8. A reading of the above provisions would show that provisions of Order 22 Rule 4 of the Code of Civil Procedure have been amended by the Punjab and Haryana High Court to facilitate the decisions in the suit and to avoid the malady to abatement. The rules contemplate continuation of proceedings and pronouncement of the judgment as if the proceedings have culminated before the death took place. The said amendments are deeming provisions and have to be interpreted keeping in view the intention for amending such rule. Such rules were amended in view of the fact that large number of appeals were dismissed as abatted in view of the fact that the plaintiffs or defendants were not brought on record, may be either due to lack of knowledge about the death or of the requirement that legal representatives are required to be impleaded. The consequences were grave and serious which frustrated the claim of the parties. In this view of the matter, the rules were amended.
However, the petitioner cannot be granted benefit of such amendment and restrictive meaning sought to be put on the interpretation is wholly unwarranted. After the defendant is served in the suit and before the filing of the written statement or before recording of evidence, the defendant dies the legal representatives by virtue of the Rule 4 are competent to continue with the proceedings and file written statement and to lead evidence, which will result, in ultimate pronouncement of the judgment. The legal representatives have the same right as that of the deceased defendant, The above provision has been interpreted by this court in Suresh Rai and Ors. v. Smt. Ganga Devi and Ors., (1991-1)99 P.L.R. 447, wherein, it was held that the principles on which a decree was passed against deceased-defendant could be explained. The observation of the court reads as undcr;-
"From the reading of Sub-rule(4) of Order XXII Rule 4 read with the Sub-rule (5) it is discernible that a decree passed against the deceased defendant can be set aside on the payer of the legal representatives qua them. However, it would be incumbent for them to prove: (1) that they were not aware of the suit i.e. they had not any knowledge of the suit, (ii) there was no intentional failure on their part to make an application to bring themselves on record. It was further made incumbent in view of Sub-rule (4) that before a decree is set aside the Court should satisfy itself that the result would have been different, then the one in the decree, had the legal representatives been brought on record. It is only on the satisfaction has been conferred on the Court to set aside a decree on such terms as to costs or otherwise, which the Court many think fit in the interest of justice."

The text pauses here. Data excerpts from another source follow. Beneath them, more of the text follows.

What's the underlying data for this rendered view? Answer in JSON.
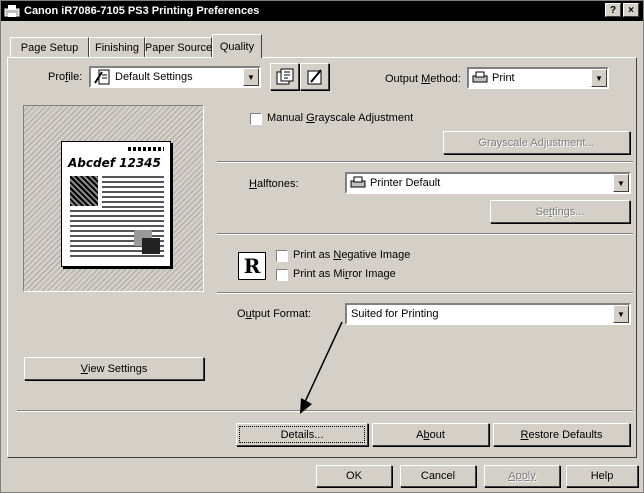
{
  "window": {
    "title": "Canon iR7086-7105 PS3 Printing Preferences",
    "help_glyph": "?",
    "close_glyph": "×"
  },
  "tabs": [
    {
      "label": "Page Setup",
      "active": false
    },
    {
      "label": "Finishing",
      "active": false
    },
    {
      "label": "Paper Source",
      "active": false
    },
    {
      "label": "Quality",
      "active": true
    }
  ],
  "profile": {
    "label_pre": "Pro",
    "label_key": "f",
    "label_post": "ile:",
    "value": "Default Settings"
  },
  "output_method": {
    "label_pre": "Output ",
    "label_key": "M",
    "label_post": "ethod:",
    "value": "Print"
  },
  "preview": {
    "sample_text": "Abcdef 12345"
  },
  "view_settings": {
    "label_key": "V",
    "label_post": "iew Settings"
  },
  "manual_grayscale": {
    "label_pre": "Manual ",
    "label_key": "G",
    "label_post": "rayscale Adjustment",
    "checked": false
  },
  "grayscale_adjustment_button": {
    "label": "Grayscale Adjustment..."
  },
  "halftones": {
    "label_key": "H",
    "label_post": "alftones:",
    "value": "Printer Default"
  },
  "settings_button": {
    "label_pre": "Se",
    "label_key": "t",
    "label_post": "tings..."
  },
  "negative_image": {
    "label_pre": "Print as ",
    "label_key": "N",
    "label_post": "egative Image",
    "checked": false
  },
  "mirror_image": {
    "label_pre": "Print as Mi",
    "label_key": "r",
    "label_post": "ror Image",
    "checked": false
  },
  "mirror_icon_glyph": "R",
  "output_format": {
    "label_pre": "O",
    "label_key": "u",
    "label_post": "tput Format:",
    "value": "Suited for Printing"
  },
  "panel_buttons": {
    "details": {
      "label": "Details..."
    },
    "about": {
      "label_pre": "A",
      "label_key": "b",
      "label_post": "out"
    },
    "restore": {
      "label_key": "R",
      "label_post": "estore Defaults"
    }
  },
  "dialog_buttons": {
    "ok": "OK",
    "cancel": "Cancel",
    "apply": "Apply",
    "help": "Help"
  }
}
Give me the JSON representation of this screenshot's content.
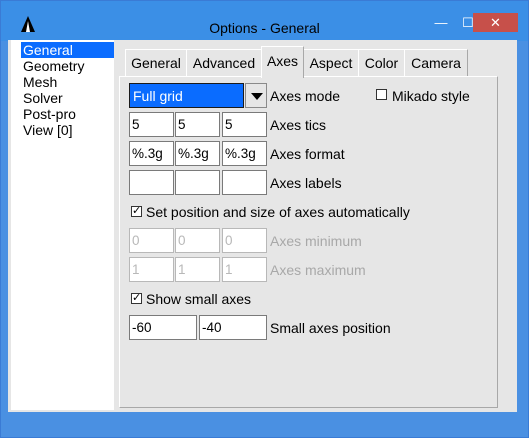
{
  "window": {
    "title": "Options - General",
    "minimize_glyph": "—",
    "maximize_glyph": "☐",
    "close_glyph": "✕"
  },
  "nav": {
    "items": [
      "General",
      "Geometry",
      "Mesh",
      "Solver",
      "Post-pro",
      "View [0]"
    ],
    "selected_index": 0
  },
  "tabs": {
    "items": [
      "General",
      "Advanced",
      "Axes",
      "Aspect",
      "Color",
      "Camera"
    ],
    "active": "Axes"
  },
  "axes": {
    "mode_value": "Full grid",
    "mode_label": "Axes mode",
    "mikado_label": "Mikado style",
    "tics": [
      "5",
      "5",
      "5"
    ],
    "tics_label": "Axes tics",
    "format": [
      "%.3g",
      "%.3g",
      "%.3g"
    ],
    "format_label": "Axes format",
    "labels": [
      "",
      "",
      ""
    ],
    "labels_label": "Axes labels",
    "auto_label": "Set position and size of axes automatically",
    "minimum": [
      "0",
      "0",
      "0"
    ],
    "minimum_label": "Axes minimum",
    "maximum": [
      "1",
      "1",
      "1"
    ],
    "maximum_label": "Axes maximum",
    "small_axes_label": "Show small axes",
    "small_pos": [
      "-60",
      "-40"
    ],
    "small_pos_label": "Small axes position",
    "check_glyph": "✓"
  }
}
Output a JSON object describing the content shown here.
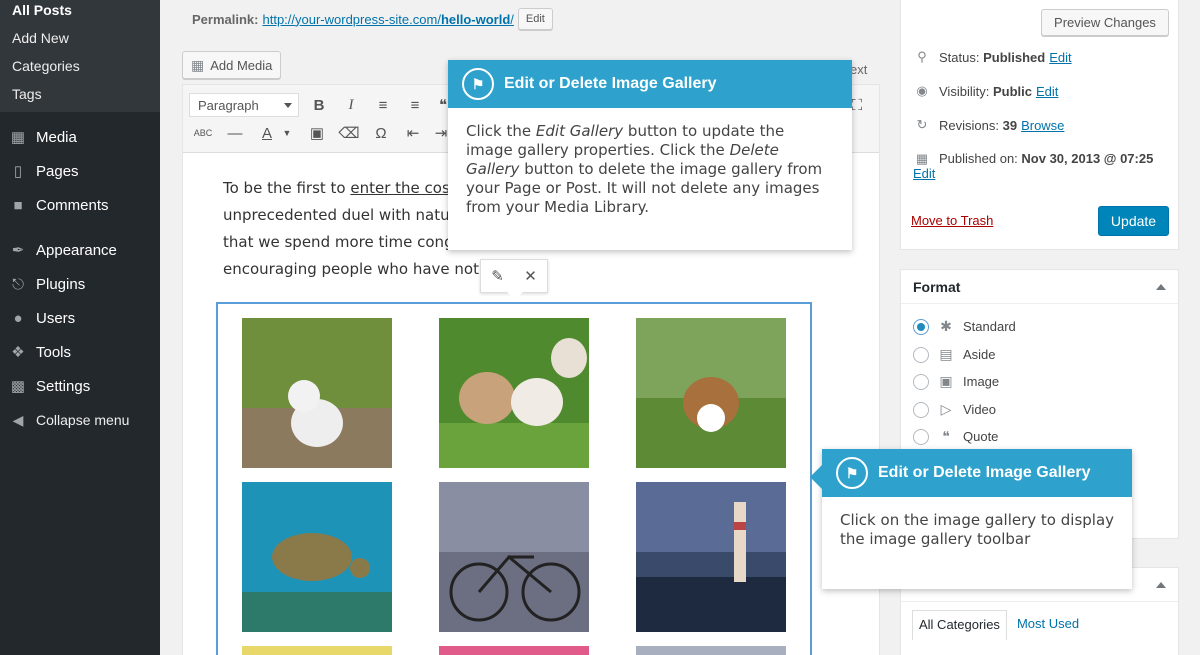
{
  "sidebar": {
    "submenu": [
      "All Posts",
      "Add New",
      "Categories",
      "Tags"
    ],
    "items": [
      {
        "label": "Media",
        "icon": "media-icon"
      },
      {
        "label": "Pages",
        "icon": "pages-icon"
      },
      {
        "label": "Comments",
        "icon": "comments-icon"
      },
      {
        "label": "Appearance",
        "icon": "appearance-icon"
      },
      {
        "label": "Plugins",
        "icon": "plugins-icon"
      },
      {
        "label": "Users",
        "icon": "users-icon"
      },
      {
        "label": "Tools",
        "icon": "tools-icon"
      },
      {
        "label": "Settings",
        "icon": "settings-icon"
      },
      {
        "label": "Collapse menu",
        "icon": "collapse-icon"
      }
    ]
  },
  "permalink": {
    "label": "Permalink:",
    "url_base": "http://your-wordpress-site.com/",
    "slug": "hello-world",
    "suffix": "/",
    "edit": "Edit"
  },
  "editor": {
    "add_media": "Add Media",
    "text_tab": "ext",
    "format": "Paragraph",
    "content": {
      "line1_pre": "To be the first to ",
      "line1_link": "enter the cos",
      "line2": "unprecedented duel with natur",
      "line3": "that we spend more time cong",
      "line4": "encouraging people who have not."
    }
  },
  "pointer_top": {
    "title": "Edit or Delete Image Gallery",
    "t1": "Click the ",
    "e1": "Edit Gallery",
    "t2": " button to update the image gallery properties. Click the ",
    "e2": "Delete Gallery",
    "t3": " button to delete the image gallery from your Page or Post. It will not delete any images from your Media Library."
  },
  "pointer_side": {
    "title": "Edit or Delete Image Gallery",
    "body": "Click on the image gallery to display the image gallery toolbar"
  },
  "publish": {
    "preview": "Preview Changes",
    "status_label": "Status:",
    "status_value": "Published",
    "status_edit": "Edit",
    "vis_label": "Visibility:",
    "vis_value": "Public",
    "vis_edit": "Edit",
    "rev_label": "Revisions:",
    "rev_value": "39",
    "rev_browse": "Browse",
    "pub_label": "Published on:",
    "pub_value": "Nov 30, 2013 @ 07:25",
    "pub_edit": "Edit",
    "trash": "Move to Trash",
    "update": "Update"
  },
  "format_box": {
    "title": "Format",
    "options": [
      {
        "label": "Standard",
        "icon": "pin-icon",
        "selected": true
      },
      {
        "label": "Aside",
        "icon": "aside-icon",
        "selected": false
      },
      {
        "label": "Image",
        "icon": "image-icon",
        "selected": false
      },
      {
        "label": "Video",
        "icon": "video-icon",
        "selected": false
      },
      {
        "label": "Quote",
        "icon": "quote-icon",
        "selected": false
      }
    ]
  },
  "categories": {
    "tab_all": "All Categories",
    "tab_used": "Most Used"
  },
  "colors": {
    "accent": "#2ea2cc",
    "admin_bar": "#23282d",
    "primary_button": "#0085ba",
    "link": "#0073aa"
  }
}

Similarly, in Jaswant Singh and Anr. v. Ajit Singh and Ors., (1992-1)101 P.L.R. 550, this court has held that the legal representatives of the deceased can only object to the decree passed against the deceased and they have to satisfy that they have not intentionally failed to move an application for impleading them as legal representatives within time.

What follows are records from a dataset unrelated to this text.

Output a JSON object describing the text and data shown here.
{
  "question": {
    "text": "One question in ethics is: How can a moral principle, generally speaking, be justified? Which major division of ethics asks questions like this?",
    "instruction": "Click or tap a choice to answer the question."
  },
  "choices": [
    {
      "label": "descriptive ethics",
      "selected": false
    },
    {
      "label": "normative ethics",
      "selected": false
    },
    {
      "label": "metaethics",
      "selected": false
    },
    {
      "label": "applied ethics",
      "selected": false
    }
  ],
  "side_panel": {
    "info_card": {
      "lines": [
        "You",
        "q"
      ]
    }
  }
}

9. In view of the principles laid down above, F am of the opinion that the petitioners were aware of the ejectment proceedings and have intentionally not moved an application to bring themselves on record with the idea to delay and prolong the proceedings. As per the allegations of the landlord, the petitioner are subletting the premises to the wine contractors every year and, thus, delay of each year gives them substantial financial benefits. In fact, during the course of hearing, it was offered to the tenant to deposit current market rent to the premises and to contest the petition on merits. However, the counsel for the petitioner stated that he has on instruction in this respect.

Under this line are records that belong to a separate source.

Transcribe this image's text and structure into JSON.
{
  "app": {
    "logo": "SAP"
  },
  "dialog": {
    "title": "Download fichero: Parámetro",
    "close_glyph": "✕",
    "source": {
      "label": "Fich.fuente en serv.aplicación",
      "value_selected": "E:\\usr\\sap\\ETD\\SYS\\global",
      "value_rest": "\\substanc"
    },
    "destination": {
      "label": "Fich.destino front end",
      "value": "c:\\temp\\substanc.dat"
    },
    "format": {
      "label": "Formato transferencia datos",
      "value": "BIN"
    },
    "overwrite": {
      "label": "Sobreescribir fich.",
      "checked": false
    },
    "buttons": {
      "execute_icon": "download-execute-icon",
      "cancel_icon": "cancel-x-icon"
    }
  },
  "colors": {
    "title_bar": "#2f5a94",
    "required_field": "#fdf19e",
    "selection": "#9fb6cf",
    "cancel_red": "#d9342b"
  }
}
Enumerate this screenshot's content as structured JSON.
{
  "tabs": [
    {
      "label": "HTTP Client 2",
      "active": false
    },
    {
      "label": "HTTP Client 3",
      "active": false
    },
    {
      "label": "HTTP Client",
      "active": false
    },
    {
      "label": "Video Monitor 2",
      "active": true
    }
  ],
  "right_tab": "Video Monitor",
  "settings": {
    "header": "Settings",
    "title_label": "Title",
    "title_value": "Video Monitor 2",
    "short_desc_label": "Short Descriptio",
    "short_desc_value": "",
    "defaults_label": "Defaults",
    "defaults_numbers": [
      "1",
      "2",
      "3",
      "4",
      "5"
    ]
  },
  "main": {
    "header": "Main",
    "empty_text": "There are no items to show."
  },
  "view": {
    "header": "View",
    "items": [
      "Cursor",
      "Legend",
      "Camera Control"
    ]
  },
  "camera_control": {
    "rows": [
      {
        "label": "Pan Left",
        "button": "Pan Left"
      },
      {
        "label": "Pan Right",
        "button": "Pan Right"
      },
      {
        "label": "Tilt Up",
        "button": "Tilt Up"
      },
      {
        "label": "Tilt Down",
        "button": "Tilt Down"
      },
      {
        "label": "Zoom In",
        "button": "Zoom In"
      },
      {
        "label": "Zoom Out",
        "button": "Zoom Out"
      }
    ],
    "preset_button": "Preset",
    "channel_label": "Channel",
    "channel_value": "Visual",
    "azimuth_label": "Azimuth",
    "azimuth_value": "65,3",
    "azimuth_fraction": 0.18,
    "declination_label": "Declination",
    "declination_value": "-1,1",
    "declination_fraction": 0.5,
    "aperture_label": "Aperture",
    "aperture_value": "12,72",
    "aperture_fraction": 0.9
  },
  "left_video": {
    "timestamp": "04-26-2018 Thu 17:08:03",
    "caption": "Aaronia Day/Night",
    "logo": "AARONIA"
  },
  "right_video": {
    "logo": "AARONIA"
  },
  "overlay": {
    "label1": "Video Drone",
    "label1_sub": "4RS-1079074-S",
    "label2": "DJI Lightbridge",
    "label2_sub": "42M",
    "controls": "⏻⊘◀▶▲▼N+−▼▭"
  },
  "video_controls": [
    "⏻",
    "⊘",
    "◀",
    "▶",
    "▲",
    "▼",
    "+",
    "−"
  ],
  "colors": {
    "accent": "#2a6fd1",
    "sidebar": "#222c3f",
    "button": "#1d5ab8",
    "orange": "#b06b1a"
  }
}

10. In view of the facts and circumstances as discussed above, it is apparent that the application for setting aside of exparte ejectment order was moved only with a view to delay the proceedings so as to continue with the possession. Petitioner knew that the ejectment proceedings are continuing, but still did not move an application within reasonable time. Thus, I do not find any material illegality or irregularity in the order passed by the Rent Controller and, thus the present revision petition is dismissed with costs of Rs. 3000/-.